Friday, November 22, 2024

Suit: Medication following kidney transplant caused man's cancer

Hoste

The family of a Cook County man who died in 2012 is suing over claims his cancer was caused by high doses of immunosuppression medication following a kidney transplant.

Vanessa Johnson, individually and as independent administrator of the Estate of Timothy Johnson, filed a wrongful death lawsuit Aug. 7 in the Cook County Circuit Court against Loyola University Medical Center and Dr. Vinod K. Bansal.

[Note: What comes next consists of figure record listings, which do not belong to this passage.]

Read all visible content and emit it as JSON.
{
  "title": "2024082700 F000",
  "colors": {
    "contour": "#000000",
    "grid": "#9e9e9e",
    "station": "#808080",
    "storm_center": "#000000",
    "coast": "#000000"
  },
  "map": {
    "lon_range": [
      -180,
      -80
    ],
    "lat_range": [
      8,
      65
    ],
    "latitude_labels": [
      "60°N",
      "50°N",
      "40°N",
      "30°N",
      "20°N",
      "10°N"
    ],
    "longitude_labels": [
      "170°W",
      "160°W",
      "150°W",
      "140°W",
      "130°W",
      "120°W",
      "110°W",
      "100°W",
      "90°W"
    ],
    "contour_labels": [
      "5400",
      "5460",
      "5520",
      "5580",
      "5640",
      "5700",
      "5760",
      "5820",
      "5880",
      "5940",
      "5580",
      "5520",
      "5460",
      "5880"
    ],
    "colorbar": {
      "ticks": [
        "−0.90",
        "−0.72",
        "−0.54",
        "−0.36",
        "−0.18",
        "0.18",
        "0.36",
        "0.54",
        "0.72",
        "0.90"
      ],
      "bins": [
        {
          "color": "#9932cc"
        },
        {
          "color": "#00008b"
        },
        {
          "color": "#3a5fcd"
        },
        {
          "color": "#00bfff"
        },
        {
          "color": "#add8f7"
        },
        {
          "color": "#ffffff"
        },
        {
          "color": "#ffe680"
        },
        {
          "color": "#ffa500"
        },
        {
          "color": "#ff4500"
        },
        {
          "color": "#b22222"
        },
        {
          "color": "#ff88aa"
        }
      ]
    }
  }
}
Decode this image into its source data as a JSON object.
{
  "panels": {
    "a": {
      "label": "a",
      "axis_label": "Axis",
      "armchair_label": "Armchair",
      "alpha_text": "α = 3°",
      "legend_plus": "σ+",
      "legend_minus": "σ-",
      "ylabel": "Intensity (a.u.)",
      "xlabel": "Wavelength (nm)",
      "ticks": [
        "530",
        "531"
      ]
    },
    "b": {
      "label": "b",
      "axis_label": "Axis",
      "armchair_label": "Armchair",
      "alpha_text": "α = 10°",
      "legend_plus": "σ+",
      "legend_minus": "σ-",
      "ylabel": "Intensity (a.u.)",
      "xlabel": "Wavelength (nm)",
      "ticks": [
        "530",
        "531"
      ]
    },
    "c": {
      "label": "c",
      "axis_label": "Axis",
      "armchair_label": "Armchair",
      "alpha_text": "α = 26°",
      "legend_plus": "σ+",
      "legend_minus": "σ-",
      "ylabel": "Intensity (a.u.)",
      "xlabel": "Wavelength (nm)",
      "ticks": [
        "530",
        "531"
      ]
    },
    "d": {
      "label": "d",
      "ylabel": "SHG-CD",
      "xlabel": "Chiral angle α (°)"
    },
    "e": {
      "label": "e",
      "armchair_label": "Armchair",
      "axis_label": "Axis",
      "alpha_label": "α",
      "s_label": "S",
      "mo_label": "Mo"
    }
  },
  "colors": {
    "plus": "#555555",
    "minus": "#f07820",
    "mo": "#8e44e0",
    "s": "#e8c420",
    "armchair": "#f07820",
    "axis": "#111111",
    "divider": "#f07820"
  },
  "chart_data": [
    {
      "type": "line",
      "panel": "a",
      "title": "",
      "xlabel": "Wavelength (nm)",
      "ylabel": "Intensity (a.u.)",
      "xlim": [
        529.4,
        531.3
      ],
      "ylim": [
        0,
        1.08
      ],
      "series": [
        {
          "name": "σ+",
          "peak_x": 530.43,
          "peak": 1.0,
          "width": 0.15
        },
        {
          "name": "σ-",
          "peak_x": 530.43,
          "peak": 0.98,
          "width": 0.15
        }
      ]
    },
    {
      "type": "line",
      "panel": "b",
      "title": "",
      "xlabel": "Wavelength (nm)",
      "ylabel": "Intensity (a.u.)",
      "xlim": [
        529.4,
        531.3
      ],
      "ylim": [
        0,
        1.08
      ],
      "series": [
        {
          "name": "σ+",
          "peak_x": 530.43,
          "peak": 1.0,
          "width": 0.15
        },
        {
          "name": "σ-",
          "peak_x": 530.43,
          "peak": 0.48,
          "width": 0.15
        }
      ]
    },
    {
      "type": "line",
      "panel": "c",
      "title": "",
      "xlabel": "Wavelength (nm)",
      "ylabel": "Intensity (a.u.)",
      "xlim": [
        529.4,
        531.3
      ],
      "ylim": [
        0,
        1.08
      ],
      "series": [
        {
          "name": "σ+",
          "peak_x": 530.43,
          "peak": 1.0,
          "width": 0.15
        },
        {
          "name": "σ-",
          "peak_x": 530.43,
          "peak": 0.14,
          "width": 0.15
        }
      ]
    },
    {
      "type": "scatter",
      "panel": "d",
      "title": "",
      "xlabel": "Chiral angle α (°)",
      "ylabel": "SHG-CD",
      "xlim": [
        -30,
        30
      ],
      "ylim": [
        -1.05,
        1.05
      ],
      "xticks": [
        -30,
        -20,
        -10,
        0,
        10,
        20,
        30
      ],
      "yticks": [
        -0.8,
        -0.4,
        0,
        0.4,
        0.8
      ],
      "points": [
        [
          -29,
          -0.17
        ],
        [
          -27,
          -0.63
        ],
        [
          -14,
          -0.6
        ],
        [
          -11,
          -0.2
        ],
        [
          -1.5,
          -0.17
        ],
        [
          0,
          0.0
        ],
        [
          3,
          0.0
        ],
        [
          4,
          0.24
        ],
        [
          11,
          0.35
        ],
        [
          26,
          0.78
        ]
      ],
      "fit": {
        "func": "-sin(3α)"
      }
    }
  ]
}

According to the complaint, Timothy underwent a successful related living donor kidney transplant at Children's Memorial Hospital in Chicago in 1991 at the age of 17.

The defendants managed Timothy's immunosuppression medication, which the suit states are critical to ongoing follow-up treatment following a transplant, from 1995 until 2012, when Johnson was diagnosed with esophageal cancer. He died Aug. 12, 2012 as a result of the cancer.

Johnson contends that high doses of immunosuppression medication contributed to Timothy's compromised immune system and cancer. She further alleges that Timothy showed several signs of over-immunosuppression in the years before his cancer diagnosis.

Johnson is seeking damages in excess of the jurisdictional requisite and is being represented in the case by attorney Peter D. Hoste of Leahy & Hoste in Chicago.

Cook County Circuit Court Case No. 2014L008295.

This is a report on a civil lawsuit filed in the Cook County Circuit Court. The details in this report come from an original complaint filed by a plaintiff. Please note, a complaint represents an accusation by a private individual, not the government. It is not an indication of guilt, and it only represents one side of the story.